If you want to design a table in RDBMS, you will be following a structured approach in defining columns concentrating more on attributes, while in Hbase the complete design is concentrated around the data, So depending on the type of query to be used we can design a table in Hbase also the columns will be dynamic and will be changing at Runtime (core feature of NoSQL)
You said aren't they both Same considering the type of job they does. except that Hive runs on Mapredeuce .This is not a simple thinking.Because when a hive query is executed, a mapreduce job will be created and triggered.Depending upon data size and complexity it may consume time, since for each mapreduce job, there are some number of steps to do by JobTracker, initializing tasks like maps,combine,shufflesort, reduce etc.
But in case we access HBase, it directly lookup the data they indexed based on specified Scan or Get parameters. Means it just act as a database.
Hive and HBase are completely different things
Hive is a way to create map/reduce jobs for data that resides on HDFS (can be files or HBase)
HBase is an OLTP oriented key-value store that resides on HDFS and can be used in Map/Reduce jobs
In order for Hive to work it holds metadata that maps the HDFS data into tabular data (since SQL works on tables).
I guess it is also important to note that in recent versions Hive is evolving to go beyond a SQL way to write map/reduce jobs and with what HortonWorks calls the "stinger initiative" they have added a dedicated file format (Orc) and import Hive's performance (e.g. with the upcoming Tez execution engine) to deliver SQL on Hadoop (i.e. relatively fast way to run analytics queries for data stored on Hadoop)
Hive:
It's just create a Tabular Structure for the Underlying Files in HDFS. So that we can enable the user to have SQL-like Querying Abilities on existing HDFS files - with typical latency up to minutes.
However, for best performance it's recommended to ETL data into Hive's ORC format.
HBase:
Unlike Hive, HBase is NOT about running SQL queries over existing data in HDFS.
HBase is a strictly-consistent, distributed, low-latency KEY-VALUE STORE.

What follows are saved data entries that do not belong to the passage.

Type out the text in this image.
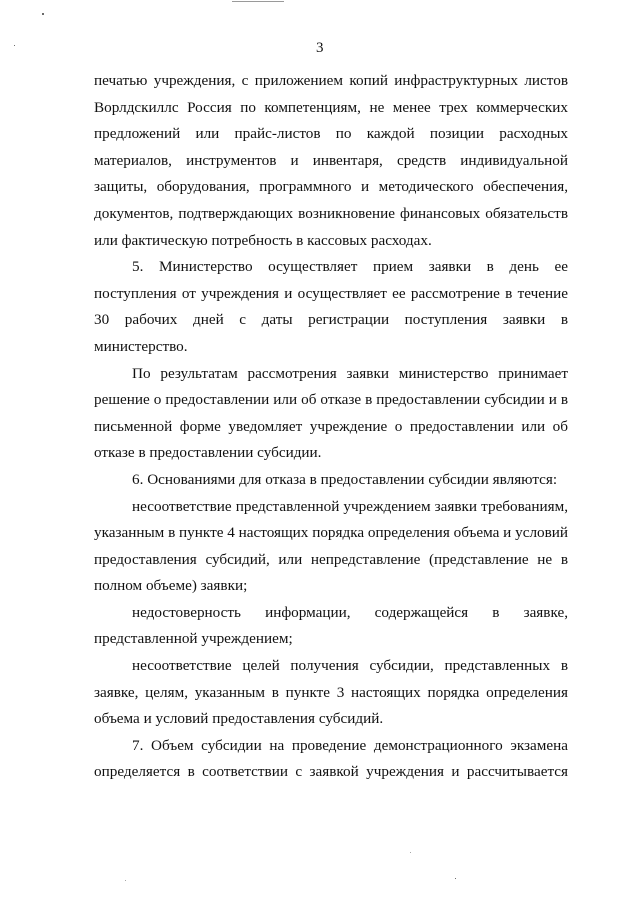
3
печатью учреждения, с приложением копий инфраструктурных листов
Ворлдскиллс Россия по компетенциям, не менее трех коммерческих
предложений или прайс-листов по каждой позиции расходных
материалов, инструментов и инвентаря, средств индивидуальной
защиты, оборудования, программного и методического обеспечения,
документов, подтверждающих возникновение финансовых обязательств
или фактическую потребность в кассовых расходах.
5. Министерство осуществляет прием заявки в день ее
поступления от учреждения и осуществляет ее рассмотрение в течение
30 рабочих дней с даты регистрации поступления заявки в
министерство.
По результатам рассмотрения заявки министерство принимает
решение о предоставлении или об отказе в предоставлении субсидии и в
письменной форме уведомляет учреждение о предоставлении или об
отказе в предоставлении субсидии.
6. Основаниями для отказа в предоставлении субсидии являются:
несоответствие представленной учреждением заявки требованиям,
указанным в пункте 4 настоящих порядка определения объема и условий
предоставления субсидий, или непредставление (представление не в
полном объеме) заявки;
недостоверность информации, содержащейся в заявке,
представленной учреждением;
несоответствие целей получения субсидии, представленных в
заявке, целям, указанным в пункте 3 настоящих порядка определения
объема и условий предоставления субсидий.
7. Объем субсидии на проведение демонстрационного экзамена
определяется в соответствии с заявкой учреждения и рассчитывается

From The HBase Definitive Guide:
The canonical use case of Bigtable and HBase is the webtable, that is, the web pages
stored while crawling the Internet.
The row key is the reversed URL of the pageā€”for example, org.hbase.www. There is a
column family storing the actual HTML code, the contents family, as well as others
like anchor, which is used to store outgoing links, another one to store inbound links,
and yet another for metadata like language.
Using multiple versions for the contents family allows you to store a few older copies
of the HTML, and is helpful when you want to analyze how often a page changes, for
example. The timestamps used are the actual times when they were fetched from the
crawled website.
The fact that HBase uses HDFS is just an implementation detail: it allows to run HBase on an existing Hadoop cluster, it guarantees redundant storage of data; but it is not a feature in any other sense.
Also is that true that we cant create a Hbase table over an already
existing HDFS file?
No, it's NOT true. Internally HBase stores data in its HFile format.